Violences sexistes et sexuelles : entendons-les  !

mardi 21 mai 2024.
 

Alors que la question des violences sexistes et sexuelles a resurgi dans le débat public après les prises de parole de Judith Godrèche et l’appel à témoignages qu’elle a lancé, Politis a choisi, dans un numéro spécial, de s’intéresser à la réception de la parole des victimes et notamment de celles qui sont constamment invisibilisées.

Chaque année, 160 000 enfants victimes de violences sexuelles, un viol toutes les sept minutes, un féminicide tous les deux jours et demi. Les chiffres sont connus. Pourtant, rien. On ne veut pas entendre les victimes et on ne veut pas voir les agresseurs. En témoigne l’expression «  violences faites aux femmes  », comme si ces violences se produisaient indépendamment d’un système patriarcal permettant aux hommes de dominer, agresser, violer, tuer sans que ce soit tellement infamant. Des violences masculines qui, rappelons-le, ne relèvent pas de la sexualité mais de la domination.

Les victimes le savent  : la silenciation s’installe très vite.

Depuis 2018, de nombreuses personnalités publiques dénoncent les violences qu’elles ont subies. Parmi elles, Andréa Bescond, Flavie Flament, Vanessa Springora, Adèle Haenel, Isild Le Besco ou encore Judith Godrèche. Leur popularité permet de pointer le comportement d’abuseurs souvent célèbres eux aussi, et le silence d’un milieu – le cinéma, le théâtre, la musique, la politique. Elle participe à montrer la part d’ombre de secteurs qui, d’habitude, sont baignés d’une certaine lumière. Ces courageuses révélations mettent souvent en danger la carrière de celles qui parlent. Parfois, elles arrivent à créer un rapport de pouvoir qui, l’espace d’un instant, semble s’inverser.

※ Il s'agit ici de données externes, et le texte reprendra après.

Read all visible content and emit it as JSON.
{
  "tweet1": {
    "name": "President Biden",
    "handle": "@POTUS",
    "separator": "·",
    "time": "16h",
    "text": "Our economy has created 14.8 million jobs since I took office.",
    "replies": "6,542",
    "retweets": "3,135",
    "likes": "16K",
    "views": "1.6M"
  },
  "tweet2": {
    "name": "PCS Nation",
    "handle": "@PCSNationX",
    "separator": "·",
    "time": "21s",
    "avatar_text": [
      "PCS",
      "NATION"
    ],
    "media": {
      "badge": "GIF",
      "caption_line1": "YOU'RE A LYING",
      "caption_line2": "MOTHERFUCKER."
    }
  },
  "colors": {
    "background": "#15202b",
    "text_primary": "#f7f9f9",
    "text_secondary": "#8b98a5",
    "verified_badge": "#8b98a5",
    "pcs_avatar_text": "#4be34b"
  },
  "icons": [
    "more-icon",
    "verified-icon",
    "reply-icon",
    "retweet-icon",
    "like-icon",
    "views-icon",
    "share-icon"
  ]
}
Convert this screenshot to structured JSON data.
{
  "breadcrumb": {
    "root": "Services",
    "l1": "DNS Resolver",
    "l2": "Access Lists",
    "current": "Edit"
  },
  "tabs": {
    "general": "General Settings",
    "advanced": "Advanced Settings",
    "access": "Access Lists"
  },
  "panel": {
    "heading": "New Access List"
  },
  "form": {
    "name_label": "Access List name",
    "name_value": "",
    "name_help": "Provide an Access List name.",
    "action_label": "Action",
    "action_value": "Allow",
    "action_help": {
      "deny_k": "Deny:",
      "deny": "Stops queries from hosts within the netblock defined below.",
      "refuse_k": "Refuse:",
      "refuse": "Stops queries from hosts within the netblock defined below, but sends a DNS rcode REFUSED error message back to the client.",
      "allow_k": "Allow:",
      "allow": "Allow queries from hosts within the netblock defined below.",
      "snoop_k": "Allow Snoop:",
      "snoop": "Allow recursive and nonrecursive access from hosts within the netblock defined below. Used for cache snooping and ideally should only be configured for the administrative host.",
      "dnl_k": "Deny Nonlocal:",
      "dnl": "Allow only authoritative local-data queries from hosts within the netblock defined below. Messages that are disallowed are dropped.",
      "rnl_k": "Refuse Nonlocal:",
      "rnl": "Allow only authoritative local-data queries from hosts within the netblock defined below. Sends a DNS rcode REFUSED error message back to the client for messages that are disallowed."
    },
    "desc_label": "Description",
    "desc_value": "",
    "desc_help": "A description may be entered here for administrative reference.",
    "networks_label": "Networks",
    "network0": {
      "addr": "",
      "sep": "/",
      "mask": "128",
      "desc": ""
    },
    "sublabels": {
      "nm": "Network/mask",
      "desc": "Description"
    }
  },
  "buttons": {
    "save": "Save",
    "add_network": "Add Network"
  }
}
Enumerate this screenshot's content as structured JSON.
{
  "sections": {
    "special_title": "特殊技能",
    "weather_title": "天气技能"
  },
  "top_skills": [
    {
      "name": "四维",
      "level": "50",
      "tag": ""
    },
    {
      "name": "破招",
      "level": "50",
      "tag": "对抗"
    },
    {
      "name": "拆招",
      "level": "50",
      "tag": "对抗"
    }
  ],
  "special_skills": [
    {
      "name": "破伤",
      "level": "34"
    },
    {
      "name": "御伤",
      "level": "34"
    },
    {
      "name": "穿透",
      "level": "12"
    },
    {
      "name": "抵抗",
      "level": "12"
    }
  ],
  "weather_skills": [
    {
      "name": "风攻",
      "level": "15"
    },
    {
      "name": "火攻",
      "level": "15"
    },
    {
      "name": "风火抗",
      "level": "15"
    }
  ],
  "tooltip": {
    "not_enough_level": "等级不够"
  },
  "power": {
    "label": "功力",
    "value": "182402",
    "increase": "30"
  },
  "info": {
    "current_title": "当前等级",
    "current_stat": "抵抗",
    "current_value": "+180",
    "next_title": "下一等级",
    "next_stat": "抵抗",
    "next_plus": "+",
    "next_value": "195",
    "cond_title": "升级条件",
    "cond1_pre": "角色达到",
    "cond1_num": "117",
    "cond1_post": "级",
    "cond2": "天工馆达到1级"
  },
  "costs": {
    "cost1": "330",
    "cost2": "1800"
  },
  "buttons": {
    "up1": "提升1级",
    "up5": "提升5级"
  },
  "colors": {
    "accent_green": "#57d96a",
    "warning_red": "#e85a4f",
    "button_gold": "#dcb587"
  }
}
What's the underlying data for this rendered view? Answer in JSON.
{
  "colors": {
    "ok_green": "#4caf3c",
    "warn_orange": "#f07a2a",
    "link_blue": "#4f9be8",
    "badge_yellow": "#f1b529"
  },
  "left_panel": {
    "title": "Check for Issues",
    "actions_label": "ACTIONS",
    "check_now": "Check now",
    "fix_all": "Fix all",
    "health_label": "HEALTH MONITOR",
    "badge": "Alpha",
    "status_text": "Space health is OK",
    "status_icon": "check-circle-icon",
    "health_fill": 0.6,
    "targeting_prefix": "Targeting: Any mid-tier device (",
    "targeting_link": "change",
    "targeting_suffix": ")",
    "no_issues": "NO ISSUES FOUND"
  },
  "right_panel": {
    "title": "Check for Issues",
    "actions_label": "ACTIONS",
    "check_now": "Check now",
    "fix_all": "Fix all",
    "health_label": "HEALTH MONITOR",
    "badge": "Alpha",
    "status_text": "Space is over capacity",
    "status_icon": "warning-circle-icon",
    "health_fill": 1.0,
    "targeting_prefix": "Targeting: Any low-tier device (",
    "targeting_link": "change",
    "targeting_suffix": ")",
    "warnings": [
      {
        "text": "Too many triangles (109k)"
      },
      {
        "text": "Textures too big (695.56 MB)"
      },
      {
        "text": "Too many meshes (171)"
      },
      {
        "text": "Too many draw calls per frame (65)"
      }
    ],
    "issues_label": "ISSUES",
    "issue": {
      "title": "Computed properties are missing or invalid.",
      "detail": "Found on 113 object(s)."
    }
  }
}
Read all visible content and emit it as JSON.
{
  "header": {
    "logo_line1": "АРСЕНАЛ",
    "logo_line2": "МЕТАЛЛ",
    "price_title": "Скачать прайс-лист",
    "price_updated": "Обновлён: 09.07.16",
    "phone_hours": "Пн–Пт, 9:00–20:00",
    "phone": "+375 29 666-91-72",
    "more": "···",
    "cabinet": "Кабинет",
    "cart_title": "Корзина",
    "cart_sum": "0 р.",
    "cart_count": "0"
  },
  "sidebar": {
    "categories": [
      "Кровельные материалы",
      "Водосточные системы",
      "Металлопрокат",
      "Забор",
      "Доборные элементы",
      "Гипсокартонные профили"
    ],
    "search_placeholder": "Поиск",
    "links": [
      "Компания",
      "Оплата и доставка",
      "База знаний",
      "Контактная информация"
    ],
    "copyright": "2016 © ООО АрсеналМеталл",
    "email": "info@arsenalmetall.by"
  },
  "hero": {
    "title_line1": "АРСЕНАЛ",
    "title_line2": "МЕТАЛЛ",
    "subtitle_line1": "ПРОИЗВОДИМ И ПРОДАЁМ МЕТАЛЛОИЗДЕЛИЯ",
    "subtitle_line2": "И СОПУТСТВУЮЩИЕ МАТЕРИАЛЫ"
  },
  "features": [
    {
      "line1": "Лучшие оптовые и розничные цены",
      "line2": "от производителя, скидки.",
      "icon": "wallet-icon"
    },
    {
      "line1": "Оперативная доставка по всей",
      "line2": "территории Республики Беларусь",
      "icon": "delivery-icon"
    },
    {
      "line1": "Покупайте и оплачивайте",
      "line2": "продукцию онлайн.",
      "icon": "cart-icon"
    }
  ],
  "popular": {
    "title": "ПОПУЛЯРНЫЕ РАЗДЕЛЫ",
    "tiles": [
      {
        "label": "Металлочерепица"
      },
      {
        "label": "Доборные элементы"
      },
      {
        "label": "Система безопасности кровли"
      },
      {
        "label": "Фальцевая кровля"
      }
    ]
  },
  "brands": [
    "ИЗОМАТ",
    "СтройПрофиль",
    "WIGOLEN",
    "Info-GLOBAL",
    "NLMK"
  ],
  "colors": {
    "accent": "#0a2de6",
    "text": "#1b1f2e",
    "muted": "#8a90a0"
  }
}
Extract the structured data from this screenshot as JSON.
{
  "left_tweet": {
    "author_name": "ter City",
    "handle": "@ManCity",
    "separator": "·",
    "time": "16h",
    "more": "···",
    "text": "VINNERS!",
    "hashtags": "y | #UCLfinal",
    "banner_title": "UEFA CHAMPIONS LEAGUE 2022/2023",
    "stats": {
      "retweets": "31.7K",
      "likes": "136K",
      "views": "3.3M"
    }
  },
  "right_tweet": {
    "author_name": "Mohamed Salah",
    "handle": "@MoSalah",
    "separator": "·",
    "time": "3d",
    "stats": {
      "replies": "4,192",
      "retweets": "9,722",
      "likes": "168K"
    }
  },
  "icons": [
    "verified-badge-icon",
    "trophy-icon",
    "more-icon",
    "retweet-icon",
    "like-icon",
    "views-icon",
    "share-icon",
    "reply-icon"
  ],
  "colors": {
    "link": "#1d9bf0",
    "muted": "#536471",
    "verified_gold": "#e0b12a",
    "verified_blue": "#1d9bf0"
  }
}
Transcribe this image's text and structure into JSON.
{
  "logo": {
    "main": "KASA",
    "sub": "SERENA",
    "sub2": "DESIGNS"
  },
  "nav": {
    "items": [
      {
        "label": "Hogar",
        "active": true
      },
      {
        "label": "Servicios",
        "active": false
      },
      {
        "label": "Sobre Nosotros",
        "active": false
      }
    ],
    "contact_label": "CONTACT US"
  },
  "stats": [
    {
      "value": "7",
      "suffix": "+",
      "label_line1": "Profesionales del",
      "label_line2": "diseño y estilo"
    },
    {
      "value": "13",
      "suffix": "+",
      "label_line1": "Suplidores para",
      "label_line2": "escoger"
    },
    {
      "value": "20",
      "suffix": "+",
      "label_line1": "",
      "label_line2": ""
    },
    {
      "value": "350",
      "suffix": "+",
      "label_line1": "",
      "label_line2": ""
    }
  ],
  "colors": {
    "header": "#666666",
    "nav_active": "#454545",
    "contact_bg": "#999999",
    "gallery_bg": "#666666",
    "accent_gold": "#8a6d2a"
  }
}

Être exclues, isolées, discréditées après avoir parlé, c’est aussi ce que vivent les victimes anonymes auxquelles nous avons adressé un appel à témoignages. 55 personnes nous ont répondu. Elles ont entre 24 et 72 ans. Informaticiennes, enseignantes, en invalidité suite au stress post-traumatique, infirmières, créatrices de contenus, graphistes, doctorantes, travailleuses sociales, retraitées  : des corps qui crient en silence ou murmurent en hurlant. Politis a voulu les écouter et rassembler leurs témoignages en accès libre sur son site. Afin de leur donner un espace médiatique trop souvent habité par les abuseurs qui ont toute la liberté pour s’y défendre.

Nous avons choisi de questionner l’autre versant de la «  libération de la parole  »  : comment cette parole des victimes est-elle reçue lorsqu’elles essaient de dire les violences  ? Les féministes, les universitaires et surtout les victimes le savent  : la silenciation s’installe très vite. Les personnes qui nous ont confié leur témoignage n’ont pas attendu #MeToo pour parler. Toutes avaient essayé d’évoquer une ou plusieurs fois des violences qu’elles avaient vécues. Pour qu’elles cessent, pour être protégées, soignées, reconnues en tant que victimes et obtenir une forme de réparation.

Mais, bien souvent, la minimisation ou, pire, le discrédit jeté sur leur parole, cette «  mécanique du silence  » que décrit l’anthropologue Dorothée Dussy, se sont abattus dès que les violences ont été dites. Avant même qu’elles ne puissent accéder à un espace politique dans lequel dénoncer et s’organiser contre les violences. Un espace d’autant plus inaccessible lorsque les femmes subissent d’autres systèmes de domination tels que le classisme, le validisme ou le racisme. «  Ne sommes-nous pas des femmes  ?  », se demande Nadège Beausson-Diagne, actrice à l’origine du #MeToo dans le cinéma africain, en citant bell hooks, dans un texte inédit que nous publions. Qui refuse de croire, qui ne veut-on pas entendre  ? Quel impact a eu #MeToo dans les espaces où la violence déjà dévoilée avait été silenciée  ?

Pour beaucoup de personnes interrogées, c’est finalement le fait d’entendre le récit d’autres victimes ayant eu la possibilité de s’exprimer publiquement qui les a conduites à parler à nouveau, parfois après des décennies. Un mouvement permettant de sortir de l’état de solitude et d’isolement consécutif aux violences et à l’écrasement de la parole. Et qui permet de faire corps malgré la négation des violences. C’est tout l’objet du court-métrage de Judith Godrèche, Moi aussi, présenté dans la sélection Un certain regard au Festival de Cannes. L’actrice et réalisatrice, avec qui nous nous sommes entrenu·es, a rassemblé un millier de personnes victimes de violences sexuelles en plein Paris. Elles se parlent. Elles nous parlent aussi, comme elles ont déjà tant parlé. Et nous devons les entendre.